The study results were disappointing, but not particularly surprising, said McGee, a former engineer who advocates for people of color in the science, technology, engineering and mathematics (STEM) fields.
“These microaggressions harken to a long history of blacks being objectified for entertainment value, all the way back to the blackface minstrels shows, which depicted African Americans as comical, lazy or dim-witted,” she said. “Today the racialized objectification of African Americans may not always be as overt as it was a century ago, but the ‘black as entertainment’ ideology remains alive and well.”
The persistent racialized stigmatization of black faculty is particularly troubling given the low number (less than 9 percent, according to 2011 data from the National Center for Education Statistics) of black faculty working in higher education.
“Disproportional representation in the academy combined with chronic racialized microaggression introduces serious personal and career complexities for black scholars,” said co-investigator Lasana Kazembe, adjunct professor at DePaul University in Chicago. “The stunning lack of diversity among higher education faculty presents serious challenges to leveling and democratizing the educational playing field,” he said.
For any academic, presenting their research to peers can open doors to departmental collaborations, research funding opportunities and job offers.
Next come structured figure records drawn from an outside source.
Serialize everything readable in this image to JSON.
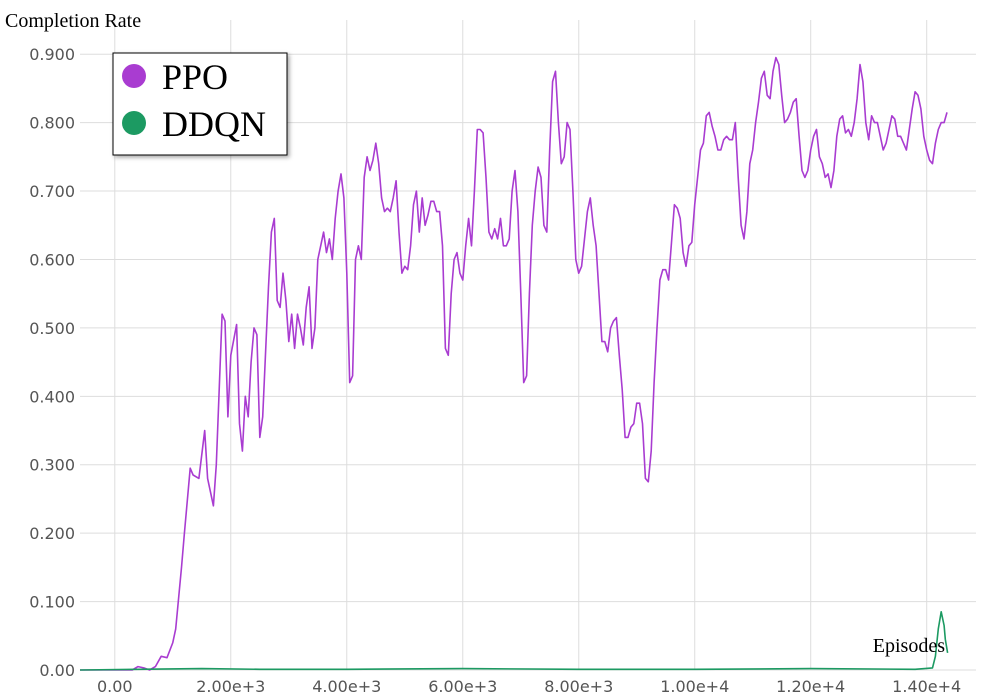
{
  "chart_data": {
    "type": "line",
    "title": "",
    "ylabel": "Completion Rate",
    "xlabel": "Episodes",
    "xlim": [
      -600,
      14850
    ],
    "ylim": [
      0,
      0.95
    ],
    "grid": true,
    "legend_position": "top-left",
    "x_ticks": [
      {
        "value": 0,
        "label": "0.00"
      },
      {
        "value": 2000,
        "label": "2.00e+3"
      },
      {
        "value": 4000,
        "label": "4.00e+3"
      },
      {
        "value": 6000,
        "label": "6.00e+3"
      },
      {
        "value": 8000,
        "label": "8.00e+3"
      },
      {
        "value": 10000,
        "label": "1.00e+4"
      },
      {
        "value": 12000,
        "label": "1.20e+4"
      },
      {
        "value": 14000,
        "label": "1.40e+4"
      }
    ],
    "y_ticks": [
      {
        "value": 0,
        "label": "0.00"
      },
      {
        "value": 0.1,
        "label": "0.100"
      },
      {
        "value": 0.2,
        "label": "0.200"
      },
      {
        "value": 0.3,
        "label": "0.300"
      },
      {
        "value": 0.4,
        "label": "0.400"
      },
      {
        "value": 0.5,
        "label": "0.500"
      },
      {
        "value": 0.6,
        "label": "0.600"
      },
      {
        "value": 0.7,
        "label": "0.700"
      },
      {
        "value": 0.8,
        "label": "0.800"
      },
      {
        "value": 0.9,
        "label": "0.900"
      }
    ],
    "series": [
      {
        "name": "PPO",
        "color": "#a93cd1",
        "points": [
          [
            -600,
            0
          ],
          [
            300,
            0
          ],
          [
            400,
            0.005
          ],
          [
            500,
            0.003
          ],
          [
            600,
            0
          ],
          [
            700,
            0.005
          ],
          [
            800,
            0.02
          ],
          [
            900,
            0.018
          ],
          [
            1000,
            0.04
          ],
          [
            1050,
            0.06
          ],
          [
            1150,
            0.15
          ],
          [
            1200,
            0.2
          ],
          [
            1300,
            0.295
          ],
          [
            1350,
            0.285
          ],
          [
            1450,
            0.28
          ],
          [
            1550,
            0.35
          ],
          [
            1600,
            0.28
          ],
          [
            1700,
            0.24
          ],
          [
            1750,
            0.3
          ],
          [
            1850,
            0.52
          ],
          [
            1900,
            0.51
          ],
          [
            1950,
            0.37
          ],
          [
            2000,
            0.46
          ],
          [
            2100,
            0.505
          ],
          [
            2150,
            0.36
          ],
          [
            2200,
            0.32
          ],
          [
            2250,
            0.4
          ],
          [
            2300,
            0.37
          ],
          [
            2350,
            0.45
          ],
          [
            2400,
            0.5
          ],
          [
            2450,
            0.49
          ],
          [
            2500,
            0.34
          ],
          [
            2550,
            0.37
          ],
          [
            2650,
            0.56
          ],
          [
            2700,
            0.64
          ],
          [
            2750,
            0.66
          ],
          [
            2800,
            0.54
          ],
          [
            2850,
            0.53
          ],
          [
            2900,
            0.58
          ],
          [
            2950,
            0.54
          ],
          [
            3000,
            0.48
          ],
          [
            3050,
            0.52
          ],
          [
            3100,
            0.47
          ],
          [
            3150,
            0.52
          ],
          [
            3200,
            0.5
          ],
          [
            3250,
            0.475
          ],
          [
            3300,
            0.53
          ],
          [
            3350,
            0.56
          ],
          [
            3400,
            0.47
          ],
          [
            3450,
            0.5
          ],
          [
            3500,
            0.6
          ],
          [
            3550,
            0.62
          ],
          [
            3600,
            0.64
          ],
          [
            3650,
            0.61
          ],
          [
            3700,
            0.63
          ],
          [
            3750,
            0.6
          ],
          [
            3800,
            0.66
          ],
          [
            3850,
            0.7
          ],
          [
            3900,
            0.725
          ],
          [
            3950,
            0.69
          ],
          [
            4000,
            0.58
          ],
          [
            4050,
            0.42
          ],
          [
            4100,
            0.43
          ],
          [
            4150,
            0.6
          ],
          [
            4200,
            0.62
          ],
          [
            4250,
            0.6
          ],
          [
            4300,
            0.72
          ],
          [
            4350,
            0.75
          ],
          [
            4400,
            0.73
          ],
          [
            4450,
            0.745
          ],
          [
            4500,
            0.77
          ],
          [
            4550,
            0.74
          ],
          [
            4600,
            0.69
          ],
          [
            4650,
            0.67
          ],
          [
            4700,
            0.675
          ],
          [
            4750,
            0.67
          ],
          [
            4800,
            0.69
          ],
          [
            4850,
            0.715
          ],
          [
            4900,
            0.64
          ],
          [
            4950,
            0.58
          ],
          [
            5000,
            0.59
          ],
          [
            5050,
            0.585
          ],
          [
            5100,
            0.62
          ],
          [
            5150,
            0.68
          ],
          [
            5200,
            0.7
          ],
          [
            5250,
            0.64
          ],
          [
            5300,
            0.69
          ],
          [
            5350,
            0.65
          ],
          [
            5400,
            0.665
          ],
          [
            5450,
            0.685
          ],
          [
            5500,
            0.685
          ],
          [
            5550,
            0.67
          ],
          [
            5600,
            0.67
          ],
          [
            5650,
            0.62
          ],
          [
            5700,
            0.47
          ],
          [
            5750,
            0.46
          ],
          [
            5800,
            0.55
          ],
          [
            5850,
            0.6
          ],
          [
            5900,
            0.61
          ],
          [
            5950,
            0.58
          ],
          [
            6000,
            0.57
          ],
          [
            6050,
            0.62
          ],
          [
            6100,
            0.66
          ],
          [
            6150,
            0.62
          ],
          [
            6200,
            0.7
          ],
          [
            6250,
            0.79
          ],
          [
            6300,
            0.79
          ],
          [
            6350,
            0.785
          ],
          [
            6400,
            0.72
          ],
          [
            6450,
            0.64
          ],
          [
            6500,
            0.63
          ],
          [
            6550,
            0.645
          ],
          [
            6600,
            0.63
          ],
          [
            6650,
            0.66
          ],
          [
            6700,
            0.62
          ],
          [
            6750,
            0.62
          ],
          [
            6800,
            0.63
          ],
          [
            6850,
            0.7
          ],
          [
            6900,
            0.73
          ],
          [
            6950,
            0.67
          ],
          [
            7000,
            0.55
          ],
          [
            7050,
            0.42
          ],
          [
            7100,
            0.43
          ],
          [
            7150,
            0.55
          ],
          [
            7200,
            0.65
          ],
          [
            7250,
            0.7
          ],
          [
            7300,
            0.735
          ],
          [
            7350,
            0.72
          ],
          [
            7400,
            0.65
          ],
          [
            7450,
            0.64
          ],
          [
            7500,
            0.76
          ],
          [
            7550,
            0.86
          ],
          [
            7600,
            0.875
          ],
          [
            7650,
            0.8
          ],
          [
            7700,
            0.74
          ],
          [
            7750,
            0.75
          ],
          [
            7800,
            0.8
          ],
          [
            7850,
            0.79
          ],
          [
            7900,
            0.7
          ],
          [
            7950,
            0.6
          ],
          [
            8000,
            0.58
          ],
          [
            8050,
            0.59
          ],
          [
            8100,
            0.63
          ],
          [
            8150,
            0.67
          ],
          [
            8200,
            0.69
          ],
          [
            8250,
            0.65
          ],
          [
            8300,
            0.62
          ],
          [
            8350,
            0.55
          ],
          [
            8400,
            0.48
          ],
          [
            8450,
            0.48
          ],
          [
            8500,
            0.465
          ],
          [
            8550,
            0.5
          ],
          [
            8600,
            0.51
          ],
          [
            8650,
            0.515
          ],
          [
            8700,
            0.46
          ],
          [
            8750,
            0.41
          ],
          [
            8800,
            0.34
          ],
          [
            8850,
            0.34
          ],
          [
            8900,
            0.355
          ],
          [
            8950,
            0.36
          ],
          [
            9000,
            0.39
          ],
          [
            9050,
            0.39
          ],
          [
            9100,
            0.36
          ],
          [
            9150,
            0.28
          ],
          [
            9200,
            0.275
          ],
          [
            9250,
            0.32
          ],
          [
            9300,
            0.42
          ],
          [
            9350,
            0.5
          ],
          [
            9400,
            0.57
          ],
          [
            9450,
            0.585
          ],
          [
            9500,
            0.585
          ],
          [
            9550,
            0.57
          ],
          [
            9600,
            0.625
          ],
          [
            9650,
            0.68
          ],
          [
            9700,
            0.675
          ],
          [
            9750,
            0.66
          ],
          [
            9800,
            0.61
          ],
          [
            9850,
            0.59
          ],
          [
            9900,
            0.62
          ],
          [
            9950,
            0.625
          ],
          [
            10000,
            0.68
          ],
          [
            10050,
            0.72
          ],
          [
            10100,
            0.76
          ],
          [
            10150,
            0.77
          ],
          [
            10200,
            0.81
          ],
          [
            10250,
            0.815
          ],
          [
            10300,
            0.795
          ],
          [
            10350,
            0.78
          ],
          [
            10400,
            0.76
          ],
          [
            10450,
            0.76
          ],
          [
            10500,
            0.775
          ],
          [
            10550,
            0.78
          ],
          [
            10600,
            0.775
          ],
          [
            10650,
            0.775
          ],
          [
            10700,
            0.8
          ],
          [
            10750,
            0.72
          ],
          [
            10800,
            0.65
          ],
          [
            10850,
            0.63
          ],
          [
            10900,
            0.67
          ],
          [
            10950,
            0.74
          ],
          [
            11000,
            0.76
          ],
          [
            11050,
            0.8
          ],
          [
            11100,
            0.83
          ],
          [
            11150,
            0.865
          ],
          [
            11200,
            0.875
          ],
          [
            11250,
            0.84
          ],
          [
            11300,
            0.835
          ],
          [
            11350,
            0.875
          ],
          [
            11400,
            0.895
          ],
          [
            11450,
            0.885
          ],
          [
            11500,
            0.84
          ],
          [
            11550,
            0.8
          ],
          [
            11600,
            0.805
          ],
          [
            11650,
            0.815
          ],
          [
            11700,
            0.83
          ],
          [
            11750,
            0.835
          ],
          [
            11800,
            0.78
          ],
          [
            11850,
            0.73
          ],
          [
            11900,
            0.72
          ],
          [
            11950,
            0.73
          ],
          [
            12000,
            0.76
          ],
          [
            12050,
            0.78
          ],
          [
            12100,
            0.79
          ],
          [
            12150,
            0.75
          ],
          [
            12200,
            0.74
          ],
          [
            12250,
            0.72
          ],
          [
            12300,
            0.725
          ],
          [
            12350,
            0.705
          ],
          [
            12400,
            0.73
          ],
          [
            12450,
            0.78
          ],
          [
            12500,
            0.805
          ],
          [
            12550,
            0.81
          ],
          [
            12600,
            0.785
          ],
          [
            12650,
            0.79
          ],
          [
            12700,
            0.78
          ],
          [
            12750,
            0.8
          ],
          [
            12800,
            0.835
          ],
          [
            12850,
            0.885
          ],
          [
            12900,
            0.86
          ],
          [
            12950,
            0.8
          ],
          [
            13000,
            0.775
          ],
          [
            13050,
            0.81
          ],
          [
            13100,
            0.8
          ],
          [
            13150,
            0.8
          ],
          [
            13200,
            0.78
          ],
          [
            13250,
            0.76
          ],
          [
            13300,
            0.77
          ],
          [
            13350,
            0.79
          ],
          [
            13400,
            0.81
          ],
          [
            13450,
            0.805
          ],
          [
            13500,
            0.78
          ],
          [
            13550,
            0.78
          ],
          [
            13600,
            0.77
          ],
          [
            13650,
            0.76
          ],
          [
            13700,
            0.79
          ],
          [
            13750,
            0.82
          ],
          [
            13800,
            0.845
          ],
          [
            13850,
            0.84
          ],
          [
            13900,
            0.82
          ],
          [
            13950,
            0.78
          ],
          [
            14000,
            0.76
          ],
          [
            14050,
            0.745
          ],
          [
            14100,
            0.74
          ],
          [
            14150,
            0.77
          ],
          [
            14200,
            0.79
          ],
          [
            14250,
            0.8
          ],
          [
            14300,
            0.8
          ],
          [
            14350,
            0.815
          ]
        ]
      },
      {
        "name": "DDQN",
        "color": "#1c9a62",
        "points": [
          [
            -600,
            0
          ],
          [
            1500,
            0.002
          ],
          [
            2500,
            0.001
          ],
          [
            4000,
            0.001
          ],
          [
            6000,
            0.002
          ],
          [
            8000,
            0.001
          ],
          [
            10000,
            0.001
          ],
          [
            12000,
            0.002
          ],
          [
            13800,
            0.001
          ],
          [
            14100,
            0.003
          ],
          [
            14150,
            0.02
          ],
          [
            14200,
            0.06
          ],
          [
            14250,
            0.085
          ],
          [
            14300,
            0.065
          ],
          [
            14320,
            0.045
          ],
          [
            14360,
            0.025
          ]
        ]
      }
    ]
  }
}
They must present effectively and persuasively to stand out from the crowd. But scholars of color face additional hurdles for acceptance that range from microaggressions to outright racism. Faced with “racial battle fatigue,” many try to change who they are in order to fit in, or simply give up and change careers.
“The academy is not as welcoming as it should be,” McGee said. “Universities and academic conferences need to work at creating a more inclusive environment, so that all voices are heard and celebrated. If we don’t deal with this, we will continue to lose a population of talented and promising researchers. Our hope is that this study will offer novel and useful insights to those who organize presentations and those who give them, so they will be able to understand, appreciate and provide an improved experience for black and other minoritized scholars.”